Nous avions déjà expérimenté une autre instance lorsqu’une poignée d’individus a l’Assemblée nationale constituante (ANC) nous ont plombés dans un système politique inefficace que nous n’avons pas cessé de subir.
Je ne souhaite pas polémiquer sur le contenu de la loi à promulguer dans un futur proche sur la gouvernance locale et régionale. Cette loi n’est pas une fin en soi. Elle sera le fruit des cogitations de quelques dizaines d’hommes et de femmes siégeant dans un parlement qui ne représente plus, depuis longtemps, le peuple qui l’a élu.

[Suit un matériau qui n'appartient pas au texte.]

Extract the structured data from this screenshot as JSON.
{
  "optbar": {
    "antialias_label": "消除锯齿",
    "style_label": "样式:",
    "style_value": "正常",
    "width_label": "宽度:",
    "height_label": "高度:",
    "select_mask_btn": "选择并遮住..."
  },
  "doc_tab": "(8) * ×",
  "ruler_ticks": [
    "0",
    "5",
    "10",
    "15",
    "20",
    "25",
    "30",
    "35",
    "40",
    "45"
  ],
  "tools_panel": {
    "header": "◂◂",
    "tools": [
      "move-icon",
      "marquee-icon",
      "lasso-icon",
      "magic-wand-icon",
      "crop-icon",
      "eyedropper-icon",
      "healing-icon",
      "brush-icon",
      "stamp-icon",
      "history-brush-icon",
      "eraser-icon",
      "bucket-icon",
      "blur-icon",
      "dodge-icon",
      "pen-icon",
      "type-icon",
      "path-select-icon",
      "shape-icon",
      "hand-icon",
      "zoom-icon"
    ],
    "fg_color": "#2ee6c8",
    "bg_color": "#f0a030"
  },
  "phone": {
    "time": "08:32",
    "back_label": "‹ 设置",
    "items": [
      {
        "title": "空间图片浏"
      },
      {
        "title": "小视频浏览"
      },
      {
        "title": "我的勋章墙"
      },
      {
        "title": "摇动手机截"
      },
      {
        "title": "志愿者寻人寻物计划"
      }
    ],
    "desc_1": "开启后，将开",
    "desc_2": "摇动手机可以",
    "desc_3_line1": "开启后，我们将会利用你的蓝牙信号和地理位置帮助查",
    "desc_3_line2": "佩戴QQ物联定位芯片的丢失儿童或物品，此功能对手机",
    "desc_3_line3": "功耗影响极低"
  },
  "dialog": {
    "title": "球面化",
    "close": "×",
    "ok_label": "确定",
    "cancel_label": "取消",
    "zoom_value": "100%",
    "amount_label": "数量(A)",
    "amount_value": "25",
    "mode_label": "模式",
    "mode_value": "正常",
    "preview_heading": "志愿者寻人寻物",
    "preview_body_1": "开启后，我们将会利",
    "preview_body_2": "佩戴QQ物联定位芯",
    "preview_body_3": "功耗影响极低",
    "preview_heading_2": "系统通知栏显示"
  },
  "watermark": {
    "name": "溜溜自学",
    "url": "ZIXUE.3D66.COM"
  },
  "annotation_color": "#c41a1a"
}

À ma connaissance, cette loi n’a pas été l’objet d’une vaste consultation régionale. Elle n’est pas non plus le fruit d’un consensus large au sein des partis en présence. Elle n’est surtout pas le fruit d’une adhésion populaire à ses principes généraux.
On veut appeler l’électeur à voter une liste d’Ennahdha ou de Nidaa ou une liste indépendante ou une autre de coalition de petits partis, sans connaître les enjeux qui se cachent – et c’est le cas de le dire – derrière cette élection.
Je dis, en toute responsabilité, que ces élections municipales, au jour d’aujourd’hui, ne sont pas nécessaires pour la Tunisie. Le gouvernement a d’autres priorités pour le pays… Il y a certainement d’autres lois et décrets d’application plus utiles à promulguer pour sauver le navire Tunisie qui prend de l’eau de partout.
Le devoir nous oblige à surseoir cette course fiévreuse vers une démocratie formelle, certainement nécessaire, mais qui risque de nous empêche, en raison d’un lourd héritage d’indiscipline, d’avancer vers les vraies réformes.
À moins de vouloir plaire aux partenaires occidentaux et aux organismes internationaux et apparaître, à leurs yeux, comme un bon élève à l’école de la démocratie, on a tort de courir ainsi, les yeux bandés, vers ces élections municipales comme vers un précipice…
* Diplomate.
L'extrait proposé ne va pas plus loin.